Questo esercizio riduce la paura e insegna come reagisce il corpo sott’acqua. Man mano che il movimento diventa familiare, espira, affonda leggermente, senti i piedi tornare sul fondo e rialzati senza fretta. Mantenere la calma ti dà il tempo di reagire.
Man mano che acquisisci sicurezza, combina questo con movimenti di galleggiamento e scivolamento, in modo che ogni transizione risulti meno brusca.
Come ogni nuova abilità, il nuoto migliora con la pratica. Esercitati regolarmente con gli esercizi di nuoto invece di cercare di padroneggiare tutto in una sola sessione. Un giorno il tuo obiettivo potrebbe essere produrre bolle più regolari. Il giorno dopo, galleggiare più a lungo o scivolare nell’acqua per allontanarti di più dalla parete. Anche solo 20–30 minuti un paio di volte alla settimana possono aiutarti a sviluppare sicurezza, coordinazione e resistenza.

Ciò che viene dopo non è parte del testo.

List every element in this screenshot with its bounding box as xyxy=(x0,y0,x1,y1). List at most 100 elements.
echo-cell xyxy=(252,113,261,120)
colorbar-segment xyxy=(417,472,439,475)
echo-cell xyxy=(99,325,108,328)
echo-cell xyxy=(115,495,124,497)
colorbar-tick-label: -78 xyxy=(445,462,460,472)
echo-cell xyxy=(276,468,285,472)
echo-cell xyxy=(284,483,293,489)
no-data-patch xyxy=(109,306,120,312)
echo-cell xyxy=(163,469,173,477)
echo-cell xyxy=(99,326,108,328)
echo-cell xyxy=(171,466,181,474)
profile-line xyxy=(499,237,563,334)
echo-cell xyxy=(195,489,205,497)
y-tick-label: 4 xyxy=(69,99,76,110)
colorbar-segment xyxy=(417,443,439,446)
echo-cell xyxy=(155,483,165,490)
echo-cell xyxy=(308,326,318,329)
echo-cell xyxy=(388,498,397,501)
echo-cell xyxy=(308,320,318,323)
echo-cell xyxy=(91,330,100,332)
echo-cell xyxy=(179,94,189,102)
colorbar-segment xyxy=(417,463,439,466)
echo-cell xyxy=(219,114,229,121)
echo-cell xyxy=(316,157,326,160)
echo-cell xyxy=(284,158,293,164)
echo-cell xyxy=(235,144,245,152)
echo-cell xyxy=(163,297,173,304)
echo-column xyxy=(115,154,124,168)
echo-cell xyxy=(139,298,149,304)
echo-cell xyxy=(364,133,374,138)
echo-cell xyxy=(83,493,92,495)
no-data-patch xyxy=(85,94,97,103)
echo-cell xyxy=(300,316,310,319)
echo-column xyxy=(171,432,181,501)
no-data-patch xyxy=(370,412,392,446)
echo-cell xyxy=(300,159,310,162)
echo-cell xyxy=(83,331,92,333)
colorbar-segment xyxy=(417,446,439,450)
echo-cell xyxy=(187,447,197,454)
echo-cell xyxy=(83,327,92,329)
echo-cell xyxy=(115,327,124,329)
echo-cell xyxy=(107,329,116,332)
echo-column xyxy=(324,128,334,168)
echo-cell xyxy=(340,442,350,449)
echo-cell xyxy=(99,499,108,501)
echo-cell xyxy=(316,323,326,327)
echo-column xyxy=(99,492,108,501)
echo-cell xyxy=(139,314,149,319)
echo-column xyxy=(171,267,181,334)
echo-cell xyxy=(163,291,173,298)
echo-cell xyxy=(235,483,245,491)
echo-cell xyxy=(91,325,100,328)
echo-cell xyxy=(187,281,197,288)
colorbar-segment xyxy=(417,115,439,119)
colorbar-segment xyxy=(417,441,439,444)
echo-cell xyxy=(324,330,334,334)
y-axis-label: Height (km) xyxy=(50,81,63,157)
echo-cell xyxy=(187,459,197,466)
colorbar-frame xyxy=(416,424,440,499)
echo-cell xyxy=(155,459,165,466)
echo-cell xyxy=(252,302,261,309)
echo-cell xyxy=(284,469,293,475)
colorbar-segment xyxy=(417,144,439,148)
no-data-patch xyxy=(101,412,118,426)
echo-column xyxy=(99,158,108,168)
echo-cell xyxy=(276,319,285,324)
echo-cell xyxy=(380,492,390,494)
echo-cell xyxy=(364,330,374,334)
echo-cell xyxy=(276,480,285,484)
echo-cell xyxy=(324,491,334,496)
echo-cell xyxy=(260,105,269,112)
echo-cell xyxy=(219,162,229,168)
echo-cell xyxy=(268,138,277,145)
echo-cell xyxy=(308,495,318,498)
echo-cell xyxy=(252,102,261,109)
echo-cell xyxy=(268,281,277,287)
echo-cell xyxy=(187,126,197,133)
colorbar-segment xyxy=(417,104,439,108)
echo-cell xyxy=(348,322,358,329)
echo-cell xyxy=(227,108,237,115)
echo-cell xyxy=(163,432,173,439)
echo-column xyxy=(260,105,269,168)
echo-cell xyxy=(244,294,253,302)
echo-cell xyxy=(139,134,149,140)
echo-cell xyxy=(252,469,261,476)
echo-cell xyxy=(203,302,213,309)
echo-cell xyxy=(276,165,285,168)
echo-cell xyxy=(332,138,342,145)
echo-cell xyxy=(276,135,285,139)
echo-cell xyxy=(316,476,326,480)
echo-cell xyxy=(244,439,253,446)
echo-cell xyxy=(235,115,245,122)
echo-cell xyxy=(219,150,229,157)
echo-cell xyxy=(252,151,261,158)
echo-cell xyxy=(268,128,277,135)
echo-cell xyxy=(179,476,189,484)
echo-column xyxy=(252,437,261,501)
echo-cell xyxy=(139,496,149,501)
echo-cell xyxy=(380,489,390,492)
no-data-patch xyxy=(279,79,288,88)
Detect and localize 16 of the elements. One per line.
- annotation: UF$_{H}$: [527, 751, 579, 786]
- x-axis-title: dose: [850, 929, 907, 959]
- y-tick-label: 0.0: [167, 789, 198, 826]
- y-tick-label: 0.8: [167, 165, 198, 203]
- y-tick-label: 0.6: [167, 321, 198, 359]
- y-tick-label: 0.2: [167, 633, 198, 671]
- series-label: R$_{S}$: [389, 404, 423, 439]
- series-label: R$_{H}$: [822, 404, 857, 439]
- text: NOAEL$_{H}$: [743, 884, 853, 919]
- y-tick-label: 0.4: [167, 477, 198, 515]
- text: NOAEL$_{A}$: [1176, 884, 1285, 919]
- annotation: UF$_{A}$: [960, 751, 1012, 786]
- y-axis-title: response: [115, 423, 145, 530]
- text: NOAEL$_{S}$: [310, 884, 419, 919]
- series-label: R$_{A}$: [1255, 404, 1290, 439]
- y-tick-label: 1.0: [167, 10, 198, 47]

Ognuno impara a un ritmo diverso. Alcuni capiscono subito come galleggiare ma fanno fatica con la respirazione; altri trovano più facile il pinneggiamento che il coordinamento dei movimenti. Nota i piccoli cambiamenti. Le gambe sono un po’ più in alto, il respiro è più calmo o riesci ad andare un po’ più in fondo nella corsia prima di riposarti. Sono quei momenti a rendere visibili i progressi.
Se vuoi un po’ di aiuto in più, un professionista SSI può capire perché le tue gambe affondano o perché ogni respiro ti fa perdere il ritmo, per poi aiutarti a lavorare su quel movimento senza fretta. Il programma SSI Survival Swim sviluppa le abilità fondamentali di nuoto, la consapevolezza della sicurezza, la respirazione controllata, i movimenti efficienti, il galleggiamento e la fiducia in acqua. Usa lo SSI Center Locator per trovare un corso di nuoto vicino a te.
Ma soprattutto, divertiti durante il processo. I grandi nuotatori migliorano quando smetti di lottare contro il galleggiamento, senti la parete spingermi in una scivolata fluida o finisci una breve vasca con ancora fiato da spendere. Pazienza, costanza e gli esercizi di nuoto giusti trasformano quei momenti in sicurezza.
Sei pronto a sentire che questi esercizi di nuoto iniziano a dare i loro frutti? Trova un professionista SSI e scegli un corso di nuoto che corrisponda ai tuoi obiettivi. La tua prossima sessione potrebbe essere proprio quella in cui l’acqua inizierà a sembrarti un posto in cui vorresti restare.
Questo articolo è stato tradotto automaticamente e potrebbe contenere piccole imprecisioni; in caso di dubbi, consulta la versione originale in inglese.